The whole thing seems a little too controlled, but the magic is supposed to happen in three days at the cost of $2,500+, the amount and time it takes to completely transform your life. These kinds of retreats are designed to target people who probably need something deeper, not a weight-loss or "feel-good" plan. Of course, the advertisements aren't addressing weight-loss per se, but there are subtle and not so subtle clues that are obvious to anyone looking. Plus, Mr. Hyman likes to bring the conversation, no matter what's being discussed, back to diet. That's what he's selling, all his fad-diet books including those on detox diets, eating fat and getting thin, and the ultra this and ultra that diets. His speakers promote the bulletproof diet, the archetype diet, genius foods (foods that make you smarter AND happier), and one that suggests you can eat your way to better health. I won't go into the one author who, if you buy her book, wants to tell you how to make every man want you. Is anyone else feeling queasy yet?

Years ago, a friend of mine went to something similar. She was always on a quest to improve her life and lose weight when she didn't really need to, so she signed up for a three-week raw foods retreat. She left a strong, healthy individual and returned looking dangerously thin and so weak that she could no longer run with me and couldn't even complete the hike we did as a substitute for running one day. She insisted she felt great, but she didn't look or act like a specimen of health. I was concerned and let her know. She eventually gained back the weight she lost plus a few extra pounds that she complained about but looked just fine on her body. She was also back to being healthy and able to exercise again.

When I look at retreats and seminars like the Feel Good Seminar, I can't explain all the reasons why they make me cringe. There are so many. I get a physical reaction to all the bullshit they're trying to spread. There's always an air of fat phobia and not a lot of diversity with the presenters, all lean, smiling citizens with extra white teeth and abnormally wide eyes.

I'm sure some people benefit from retreats. If you happen to be looking for more positive ways to spend time away from home, try Women's Quest. Colleen runs programs that are designed to actually support you, not sell you gimmicks.
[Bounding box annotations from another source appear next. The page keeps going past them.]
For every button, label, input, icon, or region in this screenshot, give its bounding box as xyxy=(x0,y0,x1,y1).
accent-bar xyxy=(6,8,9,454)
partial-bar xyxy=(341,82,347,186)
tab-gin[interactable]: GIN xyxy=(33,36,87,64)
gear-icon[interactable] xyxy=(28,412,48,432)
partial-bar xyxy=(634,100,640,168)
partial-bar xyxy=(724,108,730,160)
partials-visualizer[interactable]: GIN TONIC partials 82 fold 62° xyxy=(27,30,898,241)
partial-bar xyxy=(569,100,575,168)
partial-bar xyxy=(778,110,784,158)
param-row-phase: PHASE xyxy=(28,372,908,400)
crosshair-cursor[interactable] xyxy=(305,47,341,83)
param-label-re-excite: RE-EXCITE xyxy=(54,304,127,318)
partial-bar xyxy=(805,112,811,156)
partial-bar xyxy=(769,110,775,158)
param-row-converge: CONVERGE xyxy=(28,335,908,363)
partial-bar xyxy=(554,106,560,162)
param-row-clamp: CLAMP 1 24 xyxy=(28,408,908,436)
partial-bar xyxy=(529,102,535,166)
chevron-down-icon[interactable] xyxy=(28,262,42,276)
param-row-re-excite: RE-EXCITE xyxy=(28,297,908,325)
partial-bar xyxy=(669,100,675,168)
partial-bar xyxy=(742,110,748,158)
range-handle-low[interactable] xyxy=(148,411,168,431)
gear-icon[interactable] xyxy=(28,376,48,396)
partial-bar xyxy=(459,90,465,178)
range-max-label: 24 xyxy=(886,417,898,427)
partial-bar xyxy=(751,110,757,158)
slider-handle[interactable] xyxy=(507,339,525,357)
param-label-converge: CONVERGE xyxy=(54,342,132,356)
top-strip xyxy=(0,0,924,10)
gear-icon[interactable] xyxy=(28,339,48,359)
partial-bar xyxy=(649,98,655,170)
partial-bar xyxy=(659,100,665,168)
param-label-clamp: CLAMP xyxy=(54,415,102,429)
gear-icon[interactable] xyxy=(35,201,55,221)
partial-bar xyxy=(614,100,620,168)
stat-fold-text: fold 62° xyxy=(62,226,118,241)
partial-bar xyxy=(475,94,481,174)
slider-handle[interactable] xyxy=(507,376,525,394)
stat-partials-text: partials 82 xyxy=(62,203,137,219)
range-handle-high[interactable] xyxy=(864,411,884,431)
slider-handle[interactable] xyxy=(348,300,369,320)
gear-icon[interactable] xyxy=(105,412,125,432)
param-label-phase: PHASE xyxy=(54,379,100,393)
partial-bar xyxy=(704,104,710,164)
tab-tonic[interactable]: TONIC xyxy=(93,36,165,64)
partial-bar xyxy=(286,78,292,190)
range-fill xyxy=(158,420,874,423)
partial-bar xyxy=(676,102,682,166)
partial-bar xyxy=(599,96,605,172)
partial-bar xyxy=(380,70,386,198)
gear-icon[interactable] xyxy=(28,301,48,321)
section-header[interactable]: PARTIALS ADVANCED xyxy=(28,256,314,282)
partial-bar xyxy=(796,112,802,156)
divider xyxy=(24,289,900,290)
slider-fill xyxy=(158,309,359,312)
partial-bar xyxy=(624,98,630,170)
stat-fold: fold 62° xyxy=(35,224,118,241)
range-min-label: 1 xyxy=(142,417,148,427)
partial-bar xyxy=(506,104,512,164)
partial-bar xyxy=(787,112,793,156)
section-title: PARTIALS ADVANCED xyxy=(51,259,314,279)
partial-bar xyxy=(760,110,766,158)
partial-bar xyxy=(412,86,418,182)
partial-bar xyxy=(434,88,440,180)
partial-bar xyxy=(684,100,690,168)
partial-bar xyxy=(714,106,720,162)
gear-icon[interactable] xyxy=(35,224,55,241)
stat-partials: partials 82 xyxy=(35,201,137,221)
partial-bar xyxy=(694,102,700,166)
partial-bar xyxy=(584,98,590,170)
  1. They are so dangerous both physically and mentally. Unfortunately, those who sign up tend to be more vulnerable and susceptible to the outlandish claims. Orthorexia is as real as the other EDs and this does little to address the negatives. Little can be learnt if told to eat X in X amount so many times a day. It reads chillingly like the cults we read about.

  2. Yes! Thank you. That's such an important point to bring up about orthorexia. The idea of clean eating is vague, but anyone can take it too far, to a dangerous level, especially when looking at certain foods as bad or sinful.

  3. If the doomsday claims of the "clean eating" people were even remotely accurate, no human beings would have lived past the age of about 23 until the cleanies started peddling their nonsense. I'm pretty sure that is a falsifiable (albeit not explicit on their part) claim.

    It is one thing to propose that this or that dietary adjustment might help someone become incrementally healthier. But when they start coupling their beliefs to rabidly revolutionary ideas, they had better be prepared to present equally eye-opening reasons to support those ideas. As the much-missed Christopher Hitchens said, when the facts don't fit the theory, change the facts. Wait...that was Einstein. Anyway, extraordinary claims require extraordinary evidence, and all the Dr. Oz crowd ever comes up with is horseshit and apocrypha.

  4. In this particular case, the draw to clean eating is avoiding fatness more than anything. The seminar isn't about body acceptance or health. It's about being thin, at least that's the carrot Mark Hyman dangles to lure people into paying thousands of dollars for three days of spitting out "information" that readily available online.

    When it comes to eating, I'd rather take advice from someone like Ivan Orkin than a guy who looks and acts so rigid and stiff and holier than thou. The last place on Earth I would want to be to learn how to feel good is under the nose of a guy who insists on calling certain foods crap because he's too controlling to allow himself a cupcake.